The city of New York brought two actions to recover penalties for violations of the Building Code. The premises where the alleged violations occurred are situated in the territory embraced within the limits of the second district of the Municipal Court *539and under the provisions of section 17 of the Municipal Court Code the action should have been brought within that district. The plaintiff, however, brought the action in the fifth district on May fifth. The defendant did not before or at joinder of issue demand that it be transferred to the proper district but on the twenty-seventh day of June he served notice upon the plaintiff that he would move on the thirtieth day of June for an order transferring the two cases.
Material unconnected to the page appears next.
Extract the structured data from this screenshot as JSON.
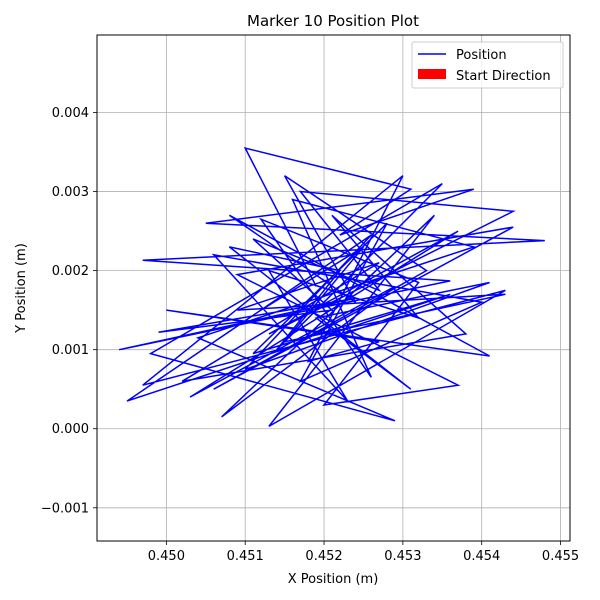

The motion was granted and the plaintiff now appeals from the order entered thereon.
Section 17 of the Municipal Court Code provides that “ If the action is brought in the wrong district, it may nevertheless remain there unless the defendant demands that it be transferred ’ ’ and it also provides that ‘ ‘ Such demand must be made * * * before or at joinder of issue.” The Municipal Court had jurisdiction of the cause of action and of the parties therein and the justice sitting in the district where the action was brought had power to hear and determine the issues unless the defendant demanded that it be transferred and unless the defendant made such demand within the time limited he lost the right to ask for a transfer. See Department of Health v. Halpin, 40 Misc. Rep. 243, cited with approval in Matter of Nitchie, 125 App. Div. 379. In the latter case the Appellate Division squarely held that under the Municipal Court Act a justice of the Municipal Court cannot transfer the trial of an action from the district in which it was brought “in the absence of a demand duly made by the defendant, at the time and in the manner specified ” in the Municipal Court Act. It cannot be contended that this case is no longer binding authority because under the provision of the Municipal Court Code which superseded the Municipal Court Act, the Municipal Court is now a court of record and its practice assimilated to the *540practice in the Supreme Court; for in the case of Anderson v. Nassau Electric Railroad Co., 138 App. Div. 816, an order removing a case in the Supreme Court from the county where it was brought to the county where the venue should properly have been laid was reversed and it was decided that: 16 In transitory actions parties have the right to lay the venue in any county and there have the issues disposed of if they so desire. The privilege of removal which is given to the defendant may be waived and if so waived the court of its own motion may not refuse to try the action.” Since under the statute the cause of action may be tried in the district where it was brought unless the defendant makes timely demand for its removal and since the defendant by failure to make such demand within the time limited has waived his right to ask for such removal, the justice below had no power to order a transfer of the case.
Order is therefore reversed, with ten dollars costs.
Bijur and Wagner, JJ., concur.
Order reversed, with ten dollars costs.